Attached are two of my cats. The orange one is a furry tumor called Ben. The black and white one joins me in the bathroom, his name is Jack.


----------



## Kittish (Jul 6, 2017)

I didn't find any overall resource on different carrier oils, but looking up shea butter and coconut oil individually I came up with these:

http://ezinearticles.com/?Shea-Butter-For-Your-Cat&id=1330012 
This article indicates that shea butter is generally safe for cats.

http://www.petmd.com/cat/nutrition/coconut-oil-cats-it-good-idea
This one indicates that coconut oil is probably ok for most cats, though there are a couple of medical indications where coconut oil would be contraindicated, at least for internal use. The article indicates that olive oil is also safe for most cats.

You have very sweet looking furballs.


----------



## BattleGnome (Jul 6, 2017)

I'm finding similar articles. There seems to be a 50/50 split between those who love coconut/olive/Shea for their cats and those who swear that plant based oils are bad due to evolution (being unable to digest certain triglycerides). 

I could make bath bombs with lard but I'm not sure I want to soak in lard (or other animal fats).


----------



## Kittish (Jul 6, 2017)

You could always try fish oil...


----------



## penelopejane (Jul 6, 2017)

BattleGnome said:


> I'm finding similar articles.
> I could make bath bombs with lard but I'm not sure I want to soak in lard (or other animal fats).

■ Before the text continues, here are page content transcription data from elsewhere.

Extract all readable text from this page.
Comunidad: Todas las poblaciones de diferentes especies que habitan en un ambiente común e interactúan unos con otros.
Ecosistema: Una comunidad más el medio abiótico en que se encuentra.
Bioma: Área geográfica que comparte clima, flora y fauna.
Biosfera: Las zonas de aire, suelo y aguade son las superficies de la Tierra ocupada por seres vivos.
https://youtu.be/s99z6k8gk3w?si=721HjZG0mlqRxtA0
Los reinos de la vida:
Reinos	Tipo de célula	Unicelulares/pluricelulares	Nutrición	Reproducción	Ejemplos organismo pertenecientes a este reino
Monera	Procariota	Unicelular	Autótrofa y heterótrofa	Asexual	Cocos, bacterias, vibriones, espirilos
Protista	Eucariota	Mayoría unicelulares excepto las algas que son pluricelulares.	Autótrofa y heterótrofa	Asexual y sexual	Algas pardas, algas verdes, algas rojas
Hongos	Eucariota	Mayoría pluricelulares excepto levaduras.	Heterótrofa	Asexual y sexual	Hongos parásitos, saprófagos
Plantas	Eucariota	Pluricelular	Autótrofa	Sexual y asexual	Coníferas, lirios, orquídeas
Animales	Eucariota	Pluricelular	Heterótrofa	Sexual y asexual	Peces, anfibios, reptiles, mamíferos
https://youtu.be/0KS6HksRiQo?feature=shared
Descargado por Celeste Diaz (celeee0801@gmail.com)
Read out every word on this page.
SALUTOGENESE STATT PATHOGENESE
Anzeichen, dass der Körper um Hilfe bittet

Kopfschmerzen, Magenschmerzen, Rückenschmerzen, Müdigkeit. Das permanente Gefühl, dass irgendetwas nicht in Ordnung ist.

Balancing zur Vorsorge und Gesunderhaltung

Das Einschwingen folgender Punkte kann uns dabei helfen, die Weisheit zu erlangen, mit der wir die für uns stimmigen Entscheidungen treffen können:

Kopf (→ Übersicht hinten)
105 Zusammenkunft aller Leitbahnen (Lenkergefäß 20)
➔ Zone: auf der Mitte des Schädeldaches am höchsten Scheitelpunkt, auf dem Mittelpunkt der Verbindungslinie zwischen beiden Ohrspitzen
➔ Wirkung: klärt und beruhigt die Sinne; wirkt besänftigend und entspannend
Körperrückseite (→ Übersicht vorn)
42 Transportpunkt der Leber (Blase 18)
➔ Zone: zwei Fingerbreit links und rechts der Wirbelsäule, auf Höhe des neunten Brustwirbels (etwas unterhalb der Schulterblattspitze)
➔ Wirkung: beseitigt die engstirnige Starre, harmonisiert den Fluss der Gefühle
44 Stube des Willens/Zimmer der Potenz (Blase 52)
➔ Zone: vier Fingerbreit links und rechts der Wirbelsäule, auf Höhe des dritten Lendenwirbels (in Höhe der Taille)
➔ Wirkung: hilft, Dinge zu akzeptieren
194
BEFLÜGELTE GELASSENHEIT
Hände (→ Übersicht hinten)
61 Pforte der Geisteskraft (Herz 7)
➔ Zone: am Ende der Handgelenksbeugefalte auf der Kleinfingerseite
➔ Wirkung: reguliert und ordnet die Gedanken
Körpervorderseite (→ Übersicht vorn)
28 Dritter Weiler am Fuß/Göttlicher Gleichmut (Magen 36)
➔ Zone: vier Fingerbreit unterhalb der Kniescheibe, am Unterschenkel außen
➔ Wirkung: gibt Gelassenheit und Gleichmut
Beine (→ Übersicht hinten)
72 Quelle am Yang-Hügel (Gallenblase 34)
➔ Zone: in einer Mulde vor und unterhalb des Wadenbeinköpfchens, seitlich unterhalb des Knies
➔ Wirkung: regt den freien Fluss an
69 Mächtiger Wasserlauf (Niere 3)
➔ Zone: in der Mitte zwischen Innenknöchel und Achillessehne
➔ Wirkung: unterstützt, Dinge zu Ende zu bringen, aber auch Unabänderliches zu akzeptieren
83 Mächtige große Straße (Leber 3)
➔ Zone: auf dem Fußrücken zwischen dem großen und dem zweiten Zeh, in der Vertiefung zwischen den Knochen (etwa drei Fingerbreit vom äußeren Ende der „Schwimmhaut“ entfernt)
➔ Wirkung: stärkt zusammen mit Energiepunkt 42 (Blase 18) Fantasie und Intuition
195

I had a special shampoo for my cat that had colloidal oatmeal in it. Not sure if this helps you. Good luck.


----------



## Susie (Jul 6, 2017)

I would probably choose to close the door before the cat got in if I just HAD to use a bath bomb.  Otherwise, I would skip the bath bomb and enjoy the cat.  I would be loathe to endanger my beloved pet to bad internet information.


----------



## earlene (Jul 6, 2017)

Do you have a vet you regularly use for check-ups and whatnot?  That's probably where I would go if I wanted reliable information about something like this.  

Even so, I found this interesting.  The first response is from a Veterinary Technician (not a trained Veterinarian) and it was a similar situation.


----------



## BattleGnome (Jul 6, 2017)

Thanks all. Kitties are due for a vet appointment soon, so I will ask.


----------



## Aline (Jul 10, 2017)

Your cat joins you in the tub ?! That's hilarious!


----------



## BattleGnome (Jul 10, 2017)

Aline said:


> Your cat joins you in the tub ?! That's hilarious!



My other two aren't allowed in the bathroom, so Jack sees it as "mommy and me" time. I see it as time to "accidentally" lower him in the tub to make sure he's cleaning his butt (Jack's at that age where he is starting to have mobility issues. He washes a wet butt but not necessarily a dry one).


----------



## Omneya (Jul 11, 2017)

I would just have your "mommy and Me time" and other days, just a close the door "mommy day"
So cute that he likes to take a bath. Mine comes and peeps at me and yes he is in the bath room with me every time I have to go in there. He hates to see that door closed.
Keeping him safe is the highest priority. I would worry about the coloring too. So I would say no, for a bath bomb for a kitty.
Unless there is some magical bath bomb that can be made for them....


----------



## biarine (Jul 11, 2017)

BattleGnome said:


> I like using bath bombs but one of my cats likes to join me in the tub. Right now I'm miffed that I can't use bath bombs due to cat safety and would like to figure out an alternative.
> 
> 
> 
> ...




Oh they're cute.


----------